A) QRT-PCR for pri-miR-17 in HCT116 WT and Exn5/Exn5 cells. B) QRT-PCR for miRNAs of the miR-17-92 cluster and others in HCT116 WT and Exn5/Exn5 cells. C) QRT-PCR for Dicer mRNA in HCT116 EV and DICER shRNA cells. D) QRT-PCR for Pri-miRNA-17 in HCT116 EV and DICER shRNA cells. E) QRT-PCR for selected miRNAs in HCT116 EV and DICER shRNA cells.

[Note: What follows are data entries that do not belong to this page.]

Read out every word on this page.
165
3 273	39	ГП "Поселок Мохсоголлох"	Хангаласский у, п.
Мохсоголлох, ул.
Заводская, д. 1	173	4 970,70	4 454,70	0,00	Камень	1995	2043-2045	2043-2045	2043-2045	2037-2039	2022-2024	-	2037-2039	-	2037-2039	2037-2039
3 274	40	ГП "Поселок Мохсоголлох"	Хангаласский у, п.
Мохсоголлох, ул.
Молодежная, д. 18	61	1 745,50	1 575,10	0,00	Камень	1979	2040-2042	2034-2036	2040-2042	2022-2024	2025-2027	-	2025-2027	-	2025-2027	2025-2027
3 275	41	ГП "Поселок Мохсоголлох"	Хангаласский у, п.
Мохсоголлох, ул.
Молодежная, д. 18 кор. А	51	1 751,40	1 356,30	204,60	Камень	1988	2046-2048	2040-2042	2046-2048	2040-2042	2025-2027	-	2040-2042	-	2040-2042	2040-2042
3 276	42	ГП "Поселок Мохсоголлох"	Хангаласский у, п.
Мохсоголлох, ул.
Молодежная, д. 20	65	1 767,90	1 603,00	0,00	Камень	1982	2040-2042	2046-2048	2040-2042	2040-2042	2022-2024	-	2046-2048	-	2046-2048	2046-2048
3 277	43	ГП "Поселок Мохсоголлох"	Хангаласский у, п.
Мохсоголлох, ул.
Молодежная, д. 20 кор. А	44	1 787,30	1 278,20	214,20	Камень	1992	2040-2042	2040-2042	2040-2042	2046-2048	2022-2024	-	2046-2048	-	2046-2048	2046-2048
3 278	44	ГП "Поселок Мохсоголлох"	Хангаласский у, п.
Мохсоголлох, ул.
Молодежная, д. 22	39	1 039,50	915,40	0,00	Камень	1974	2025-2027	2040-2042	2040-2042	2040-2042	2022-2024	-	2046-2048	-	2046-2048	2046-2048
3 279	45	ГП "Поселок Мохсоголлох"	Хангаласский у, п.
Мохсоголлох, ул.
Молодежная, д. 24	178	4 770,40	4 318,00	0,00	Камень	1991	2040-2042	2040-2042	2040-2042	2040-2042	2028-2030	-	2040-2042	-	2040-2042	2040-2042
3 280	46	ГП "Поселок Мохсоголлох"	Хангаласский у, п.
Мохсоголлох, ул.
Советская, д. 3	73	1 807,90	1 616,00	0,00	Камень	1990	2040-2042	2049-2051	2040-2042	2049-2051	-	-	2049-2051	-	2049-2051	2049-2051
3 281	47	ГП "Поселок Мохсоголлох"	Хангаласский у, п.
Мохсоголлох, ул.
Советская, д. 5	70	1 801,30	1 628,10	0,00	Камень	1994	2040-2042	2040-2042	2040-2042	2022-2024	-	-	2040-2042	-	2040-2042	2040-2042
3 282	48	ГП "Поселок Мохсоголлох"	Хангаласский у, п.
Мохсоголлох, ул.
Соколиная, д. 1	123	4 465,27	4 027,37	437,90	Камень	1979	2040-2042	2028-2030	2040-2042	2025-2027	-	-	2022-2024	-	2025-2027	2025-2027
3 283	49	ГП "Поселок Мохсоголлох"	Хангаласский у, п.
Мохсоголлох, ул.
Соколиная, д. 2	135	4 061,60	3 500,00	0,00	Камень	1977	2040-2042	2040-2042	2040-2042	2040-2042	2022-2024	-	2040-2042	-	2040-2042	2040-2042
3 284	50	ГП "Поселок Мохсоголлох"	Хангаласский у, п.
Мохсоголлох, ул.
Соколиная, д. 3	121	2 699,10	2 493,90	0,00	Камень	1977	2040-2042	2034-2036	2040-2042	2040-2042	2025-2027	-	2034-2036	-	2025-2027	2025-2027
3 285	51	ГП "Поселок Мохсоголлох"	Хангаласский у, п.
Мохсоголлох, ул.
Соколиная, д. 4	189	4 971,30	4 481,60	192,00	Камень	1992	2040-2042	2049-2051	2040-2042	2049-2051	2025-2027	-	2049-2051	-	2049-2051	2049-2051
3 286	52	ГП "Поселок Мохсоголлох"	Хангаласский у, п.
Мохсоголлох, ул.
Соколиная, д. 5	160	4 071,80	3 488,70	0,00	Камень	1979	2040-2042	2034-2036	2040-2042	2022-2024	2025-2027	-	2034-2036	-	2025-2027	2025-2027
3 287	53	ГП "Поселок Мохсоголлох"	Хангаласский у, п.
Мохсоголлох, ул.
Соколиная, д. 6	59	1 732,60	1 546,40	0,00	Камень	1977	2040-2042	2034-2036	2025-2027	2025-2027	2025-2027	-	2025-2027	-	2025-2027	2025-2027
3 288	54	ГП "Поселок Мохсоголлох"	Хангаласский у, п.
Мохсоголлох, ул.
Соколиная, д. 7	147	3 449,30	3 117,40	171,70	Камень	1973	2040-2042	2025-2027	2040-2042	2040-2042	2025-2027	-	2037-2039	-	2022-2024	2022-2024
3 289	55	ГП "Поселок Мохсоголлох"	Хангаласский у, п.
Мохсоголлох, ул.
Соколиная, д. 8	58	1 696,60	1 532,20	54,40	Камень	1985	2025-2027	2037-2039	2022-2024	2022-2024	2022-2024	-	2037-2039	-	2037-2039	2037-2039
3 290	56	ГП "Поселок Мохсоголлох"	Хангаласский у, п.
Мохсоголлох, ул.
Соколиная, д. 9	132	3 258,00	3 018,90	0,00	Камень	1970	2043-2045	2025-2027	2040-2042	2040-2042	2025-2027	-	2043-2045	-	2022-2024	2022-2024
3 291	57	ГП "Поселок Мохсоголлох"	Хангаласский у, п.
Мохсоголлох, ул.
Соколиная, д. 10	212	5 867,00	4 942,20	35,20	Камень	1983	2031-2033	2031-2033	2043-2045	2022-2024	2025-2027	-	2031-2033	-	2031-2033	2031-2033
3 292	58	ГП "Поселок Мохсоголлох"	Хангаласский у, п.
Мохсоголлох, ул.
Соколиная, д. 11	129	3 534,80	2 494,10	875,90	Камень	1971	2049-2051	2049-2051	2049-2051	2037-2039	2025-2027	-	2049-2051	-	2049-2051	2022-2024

https://doi.org/10.1371/journal.pone.0073870.g001

HCT116 Exn5/Exn5 cells with compromised miRNA biogenesis are resistant to ER stress-induced cell death

The consequences of compromising DICER and consequently miRNA biogenesis, were investigated during ER stress. HCT116 Exn5/Exn5 cells exhibited less cell death (Annexin V-FITC and PI positivity) compared to their WT counterparts in response to increasing doses of Bfa (0-5 µg/ml) for 24 h and increasing doses of Tm (0-5 µg/ml) for 48 h. Even at the highest dose of each compound (5 µg/ml) Exn5/Exn5 cells retain sensitivity (Figure 2A). For further experiments 500 ng/ml of Bfa and 500 ng/ml of Tm were used. There was a statistically significant decrease in cell death in Exn5/Exn5 cells treated with 500 ng/ml of Bfa for 24 h (p=0.0005) and 48 h p=0.02) and 500 ng/ml of Tm 24 h (p=0.01) and 48 h p= 0.0001) (Figure 2 B).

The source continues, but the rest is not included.